Все, хватит мышиной возни! Надо вживаться!
Теперь уже Максим Ненашев решительно засел за уставы. В дороге его не беспокоили, лишь проводник молча и носил стаканы.
На станции Негорелое московский поезд остановился.
Старая советско-польская граница с пограничными заставами никуда не исчезла. В вагон зашли пограничники, проверили документы и слегка потрясли чемоданы пассажиров, показавшихся им подозрительными.
Постояв полчаса, поезд двинулся дальше. Проехал под деревянной аркой с лозунгом «Коммунизм сметет все границы» и сразу оказался на территории Западной Белоруссии, региона с особым режимом управления.

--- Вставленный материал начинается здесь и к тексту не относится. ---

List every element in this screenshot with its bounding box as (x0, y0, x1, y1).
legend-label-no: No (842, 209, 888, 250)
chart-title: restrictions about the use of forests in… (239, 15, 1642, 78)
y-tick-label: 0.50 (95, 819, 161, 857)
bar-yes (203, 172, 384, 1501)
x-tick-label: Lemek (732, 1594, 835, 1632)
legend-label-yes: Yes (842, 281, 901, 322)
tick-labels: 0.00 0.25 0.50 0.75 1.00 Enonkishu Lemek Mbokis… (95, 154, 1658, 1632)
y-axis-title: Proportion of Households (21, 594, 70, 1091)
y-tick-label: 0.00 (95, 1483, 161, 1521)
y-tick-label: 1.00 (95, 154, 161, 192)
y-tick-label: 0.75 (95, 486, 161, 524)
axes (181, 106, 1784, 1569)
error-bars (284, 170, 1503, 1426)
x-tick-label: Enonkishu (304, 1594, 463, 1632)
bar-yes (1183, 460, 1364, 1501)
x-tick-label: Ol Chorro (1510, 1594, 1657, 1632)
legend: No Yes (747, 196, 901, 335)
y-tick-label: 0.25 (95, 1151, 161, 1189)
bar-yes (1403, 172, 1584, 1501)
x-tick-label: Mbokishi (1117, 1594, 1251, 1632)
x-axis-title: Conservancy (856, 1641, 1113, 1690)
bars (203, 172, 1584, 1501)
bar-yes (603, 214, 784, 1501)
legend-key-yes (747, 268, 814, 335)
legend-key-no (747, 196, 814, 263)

Глава третья про чемодан, вокзал и границу рядом (2 июня 1941 года, понедельник)
Кроме Максима на перрон выгрузилась могучая толпа командиров, от совсем еще зеленых лейтенантов до пары матерых полковников. «Эмки» и грузовики встречали редких избранных и недавние пассажиры, смыкая ряды на мощеной брусчаткой привокзальной площади, с энтузиазмом пошли на штурм гужевого транспорта.
Дополняя картину «сражения», в воздухе повисли облака пыли, табака и мата. Послышалось конское ржание.
Толпе публики с петлицами Ненашев не удивился. Военных в городе и его окрестностях множество.
Две стрелковых, одна танковая дивизия; части укрепрайона; комендатура и штаб пограничного отряда; оперативные войска НКВД, охранявшие объекты на железной дороге, а еще множество тыловых учреждений.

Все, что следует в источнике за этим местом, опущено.